Reste la question du taux applicable : pour « Ma Prime Logement Décent bailleur à Saint-Vincent-du-Lorouër », un ménage très modeste mobilise jusqu'à 32 000 €, un ménage modeste 24 000 €, un ménage intermédiaire 18 000 € et un ménage aux revenus supérieurs 4 000 € sur l'assiette de 40 000 € HT. À deux classes gagnées, l'assiette redescend à 30 000 € HT et les montants suivent dans la même proportion.
Pourquoi la même solution ne se classe pas au même rang partout : à Saint-Vincent-du-Lorouër relève de la zone H2b, dont la base conventionnelle atteint 225 kWh/m²/an. Le temps de retour de la remise à niveau d'un logement mis en location s'en trouve mécaniquement raccourci par rapport aux zones plus douces.
Le parc local commande la faisabilité : sur 422 résidences principales, on estime 324 maisons individuelles (77 %) à Saint-Vincent-du-Lorouër. La vacance du logement pendant les travaux lourds y devient l'arbitrage dominant, bien avant le choix de matériau, pour la remise à niveau d'un logement mis en location.
Sur la facture, ce poste vaut 969 € à 1 453 € par an à Saint-Vincent-du-Lorouër : la remise à niveau d'un logement mis en location couvre 40 à 60 % des consommations, soit 13 527 kWh au mieux sur la base conventionnelle de la zone H2b.

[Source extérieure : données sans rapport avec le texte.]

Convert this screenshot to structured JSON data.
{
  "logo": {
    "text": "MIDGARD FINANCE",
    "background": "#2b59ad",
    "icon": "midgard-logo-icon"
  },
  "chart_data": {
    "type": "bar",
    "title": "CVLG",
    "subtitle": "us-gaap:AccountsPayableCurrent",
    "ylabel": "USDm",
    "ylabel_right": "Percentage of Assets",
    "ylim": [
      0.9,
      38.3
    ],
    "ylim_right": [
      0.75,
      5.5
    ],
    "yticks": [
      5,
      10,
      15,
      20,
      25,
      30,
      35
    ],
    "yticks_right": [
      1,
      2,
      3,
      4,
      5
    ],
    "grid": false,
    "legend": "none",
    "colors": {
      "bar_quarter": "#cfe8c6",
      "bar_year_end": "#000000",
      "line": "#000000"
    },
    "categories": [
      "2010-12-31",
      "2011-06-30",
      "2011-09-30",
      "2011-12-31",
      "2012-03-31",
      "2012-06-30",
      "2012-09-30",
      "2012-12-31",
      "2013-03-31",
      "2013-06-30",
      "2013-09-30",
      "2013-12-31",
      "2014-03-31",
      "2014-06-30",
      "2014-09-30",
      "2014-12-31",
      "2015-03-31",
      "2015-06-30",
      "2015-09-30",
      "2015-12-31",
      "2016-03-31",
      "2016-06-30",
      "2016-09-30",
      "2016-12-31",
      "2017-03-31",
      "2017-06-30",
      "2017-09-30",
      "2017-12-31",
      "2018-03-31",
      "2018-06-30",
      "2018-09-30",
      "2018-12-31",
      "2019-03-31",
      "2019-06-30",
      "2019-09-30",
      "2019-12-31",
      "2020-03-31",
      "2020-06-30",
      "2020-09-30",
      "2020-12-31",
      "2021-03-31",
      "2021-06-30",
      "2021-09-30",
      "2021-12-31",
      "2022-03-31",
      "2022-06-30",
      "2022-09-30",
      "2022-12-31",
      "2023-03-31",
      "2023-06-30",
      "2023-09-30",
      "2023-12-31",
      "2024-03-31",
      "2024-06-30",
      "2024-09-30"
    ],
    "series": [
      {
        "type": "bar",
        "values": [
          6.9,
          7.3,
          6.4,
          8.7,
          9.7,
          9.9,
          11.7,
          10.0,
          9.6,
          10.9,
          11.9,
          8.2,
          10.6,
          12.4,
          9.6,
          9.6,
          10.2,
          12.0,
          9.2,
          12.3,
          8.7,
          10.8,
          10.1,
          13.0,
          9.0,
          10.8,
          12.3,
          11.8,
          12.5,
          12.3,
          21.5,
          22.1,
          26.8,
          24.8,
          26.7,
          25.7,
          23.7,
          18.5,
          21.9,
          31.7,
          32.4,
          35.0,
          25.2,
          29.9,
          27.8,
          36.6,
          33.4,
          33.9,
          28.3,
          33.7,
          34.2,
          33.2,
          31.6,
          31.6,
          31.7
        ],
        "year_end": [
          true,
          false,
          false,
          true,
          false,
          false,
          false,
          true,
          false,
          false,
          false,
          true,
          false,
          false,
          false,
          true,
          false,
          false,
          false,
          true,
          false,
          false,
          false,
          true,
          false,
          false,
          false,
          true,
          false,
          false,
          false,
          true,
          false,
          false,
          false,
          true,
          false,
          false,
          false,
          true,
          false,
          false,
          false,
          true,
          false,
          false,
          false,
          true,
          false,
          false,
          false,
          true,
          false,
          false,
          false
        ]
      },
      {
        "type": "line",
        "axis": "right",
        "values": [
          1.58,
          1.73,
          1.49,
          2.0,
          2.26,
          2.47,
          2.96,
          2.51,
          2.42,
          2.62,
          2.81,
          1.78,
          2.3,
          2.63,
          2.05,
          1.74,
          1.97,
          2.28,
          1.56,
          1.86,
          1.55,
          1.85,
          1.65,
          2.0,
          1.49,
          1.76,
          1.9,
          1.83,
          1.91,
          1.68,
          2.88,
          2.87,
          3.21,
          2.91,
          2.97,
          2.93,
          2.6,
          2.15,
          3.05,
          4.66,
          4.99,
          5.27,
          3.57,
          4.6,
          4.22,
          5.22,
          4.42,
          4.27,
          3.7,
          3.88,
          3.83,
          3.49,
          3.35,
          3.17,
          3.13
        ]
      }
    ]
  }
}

Guichet compétent : CC Loir-Lucé-Bercé, dont dépend le territoire à Saint-Vincent-du-Lorouër. C'est à ce niveau que se vérifient les compléments locaux mobilisables sur la remise à niveau d'un logement mis en location — ils ne remplacent pas MaPrimeRénov' mais réduisent le solde à financer.
Situer le projet dans son département : à Saint-Vincent-du-Lorouër, en Sarthe, les mêmes barèmes nationaux s'appliquent, mais les prix d'entreprise et les délais varient d'un bassin à l'autre. Consulter trois devis sur la remise à niveau d'un logement mis en location dans ce périmètre reste la seule façon d'objectiver le coût.

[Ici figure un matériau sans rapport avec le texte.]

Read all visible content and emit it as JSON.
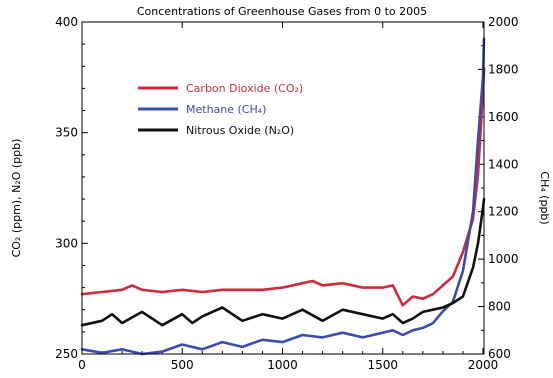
{
  "chart_data": {
    "type": "line",
    "title": "Concentrations of Greenhouse Gases from 0 to 2005",
    "xlabel": "",
    "ylabel_left": "CO₂ (ppm), N₂O (ppb)",
    "ylabel_right": "CH₄ (ppb)",
    "xlim": [
      0,
      2005
    ],
    "ylim_left": [
      250,
      400
    ],
    "ylim_right": [
      600,
      2000
    ],
    "x_ticks": [
      "0",
      "500",
      "1000",
      "1500",
      "2000"
    ],
    "y_ticks_left": [
      "250",
      "300",
      "350",
      "400"
    ],
    "y_ticks_right": [
      "600",
      "800",
      "1000",
      "1200",
      "1400",
      "1600",
      "1800",
      "2000"
    ],
    "legend": "upper-left",
    "grid": false,
    "series": [
      {
        "name": "Carbon Dioxide (CO₂)",
        "color": "#d02a3a",
        "axis": "left",
        "x": [
          0,
          100,
          200,
          250,
          300,
          400,
          500,
          600,
          700,
          800,
          900,
          1000,
          1100,
          1150,
          1200,
          1300,
          1400,
          1500,
          1550,
          1600,
          1650,
          1700,
          1750,
          1800,
          1850,
          1900,
          1950,
          1975,
          2000,
          2005
        ],
        "y": [
          277,
          278,
          279,
          281,
          279,
          278,
          279,
          278,
          279,
          279,
          279,
          280,
          282,
          283,
          281,
          282,
          280,
          280,
          281,
          272,
          276,
          275,
          277,
          281,
          285,
          296,
          311,
          331,
          369,
          379
        ]
      },
      {
        "name": "Methane (CH₄)",
        "color": "#3a4db0",
        "axis": "right",
        "x": [
          0,
          100,
          200,
          300,
          400,
          500,
          600,
          700,
          800,
          900,
          1000,
          1100,
          1200,
          1300,
          1400,
          1500,
          1550,
          1600,
          1650,
          1700,
          1750,
          1800,
          1850,
          1900,
          1950,
          1975,
          2000,
          2005
        ],
        "y": [
          620,
          605,
          620,
          600,
          610,
          640,
          620,
          650,
          630,
          660,
          650,
          680,
          670,
          690,
          670,
          690,
          700,
          680,
          700,
          710,
          730,
          780,
          820,
          950,
          1200,
          1500,
          1770,
          1930
        ]
      },
      {
        "name": "Nitrous Oxide (N₂O)",
        "color": "#111111",
        "axis": "left",
        "x": [
          0,
          100,
          150,
          200,
          300,
          400,
          500,
          550,
          600,
          700,
          800,
          900,
          1000,
          1100,
          1200,
          1300,
          1400,
          1500,
          1550,
          1600,
          1650,
          1700,
          1750,
          1800,
          1850,
          1900,
          1950,
          1975,
          2000,
          2005
        ],
        "y": [
          263,
          265,
          268,
          264,
          269,
          263,
          268,
          264,
          267,
          271,
          265,
          268,
          266,
          270,
          265,
          270,
          268,
          266,
          268,
          264,
          266,
          269,
          270,
          271,
          273,
          276,
          289,
          300,
          316,
          320
        ]
      }
    ]
  }
}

Le choix du scénario change l'assiette : à Saint-Vincent-du-Lorouër, elle passe de 30 000 € HT à deux classes à 40 000 € HT dès trois classes. Avec le logement loué chiffré autour de 4 824 000 €, l'arbitrage consiste à vérifier si le poste complémentaire nécessaire pour franchir la troisième classe coûte moins que le supplément d'aide qu'il déclenche.

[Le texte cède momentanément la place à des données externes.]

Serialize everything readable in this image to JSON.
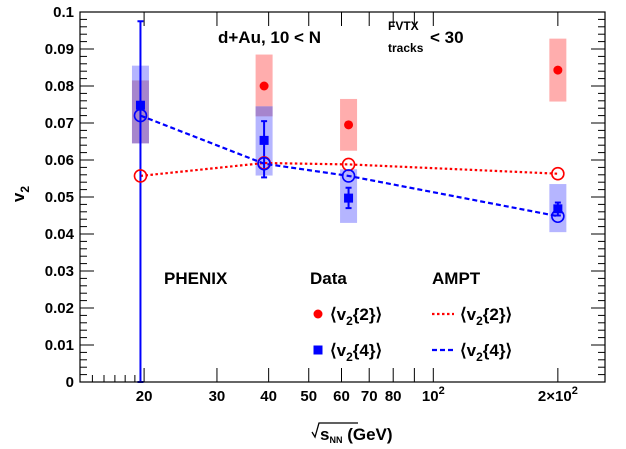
{
  "chart_data": {
    "type": "scatter",
    "title_main": "d+Au, 10 < N",
    "title_sup": "FVTX",
    "title_sub": "tracks",
    "title_tail": " < 30",
    "ylabel_main": "v",
    "ylabel_sub": "2",
    "xlabel_root": "s",
    "xlabel_root_sub": "NN",
    "xlabel_tail": " (GeV)",
    "xscale": "log",
    "xlim": [
      14,
      260
    ],
    "ylim": [
      0,
      0.1
    ],
    "ytick_labels": [
      "0",
      "0.01",
      "0.02",
      "0.03",
      "0.04",
      "0.05",
      "0.06",
      "0.07",
      "0.08",
      "0.09",
      "0.1"
    ],
    "xtick_labels": [
      {
        "x": 20,
        "label": "20"
      },
      {
        "x": 30,
        "label": "30"
      },
      {
        "x": 40,
        "label": "40"
      },
      {
        "x": 50,
        "label": "50"
      },
      {
        "x": 60,
        "label": "60"
      },
      {
        "x": 70,
        "label": "70"
      },
      {
        "x": 80,
        "label": "80"
      },
      {
        "x": 100,
        "label": "10",
        "sup": "2"
      },
      {
        "x": 200,
        "label": "2×10",
        "sup": "2"
      }
    ],
    "series": [
      {
        "name": "⟨v{2}⟩",
        "kind": "data",
        "color": "#ff0000",
        "marker": "filled-circle",
        "points": [
          {
            "x": 39,
            "y": 0.08,
            "sys_low": 0.0745,
            "sys_high": 0.0885
          },
          {
            "x": 62.4,
            "y": 0.0695,
            "sys_low": 0.0625,
            "sys_high": 0.0765
          },
          {
            "x": 200,
            "y": 0.0843,
            "sys_low": 0.0758,
            "sys_high": 0.0928
          }
        ]
      },
      {
        "name": "⟨v{4}⟩",
        "kind": "data",
        "color": "#0000ff",
        "marker": "filled-square",
        "points": [
          {
            "x": 19.6,
            "y": 0.0748,
            "stat_low": 0.0,
            "stat_high": 0.0975,
            "sys_low": 0.0645,
            "sys_high": 0.0855
          },
          {
            "x": 39,
            "y": 0.0653,
            "stat_low": 0.0553,
            "stat_high": 0.0705,
            "sys_low": 0.0558,
            "sys_high": 0.0745
          },
          {
            "x": 62.4,
            "y": 0.0497,
            "stat_low": 0.047,
            "stat_high": 0.0525,
            "sys_low": 0.043,
            "sys_high": 0.0575
          },
          {
            "x": 200,
            "y": 0.0468,
            "stat_low": 0.045,
            "stat_high": 0.0485,
            "sys_low": 0.0405,
            "sys_high": 0.0535
          }
        ]
      },
      {
        "name": "⟨v{2}⟩",
        "kind": "ampt",
        "color": "#ff0000",
        "marker": "open-circle",
        "line": "dotted",
        "points": [
          {
            "x": 19.6,
            "y": 0.0557
          },
          {
            "x": 39,
            "y": 0.0592
          },
          {
            "x": 62.4,
            "y": 0.0588
          },
          {
            "x": 200,
            "y": 0.0563
          }
        ]
      },
      {
        "name": "⟨v{4}⟩",
        "kind": "ampt",
        "color": "#0000ff",
        "marker": "open-circle",
        "line": "dashed",
        "points": [
          {
            "x": 19.6,
            "y": 0.072
          },
          {
            "x": 39,
            "y": 0.059
          },
          {
            "x": 62.4,
            "y": 0.0557
          },
          {
            "x": 200,
            "y": 0.0448
          }
        ]
      }
    ],
    "extra_band": {
      "x": 19.6,
      "low": 0.0645,
      "high": 0.0815,
      "color": "#a070b8"
    },
    "extra_band2": {
      "x": 39,
      "low": 0.0718,
      "high": 0.0745,
      "color": "#a070b8"
    },
    "legend": {
      "experiment": "PHENIX",
      "data_header": "Data",
      "model_header": "AMPT",
      "entry_v2_main": "v",
      "entry_v2_sub": "2",
      "entry_v2_tail": "{2}",
      "entry_v4_main": "v",
      "entry_v4_sub": "2",
      "entry_v4_tail": "{4}",
      "placement": "bottom-center"
    }
  }
}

Le taux de TVA n'est pas un détail sur ce type de chantier : à 5,5 %, la remise à niveau d'un logement mis en location facturé 4 824 000 € TTC à Saint-Vincent-du-Lorouër supporte 251 488 € de taxe. Une facturation à 20 % par erreur renchérit le projet de plusieurs milliers d'euros et se rattrape mal après coup.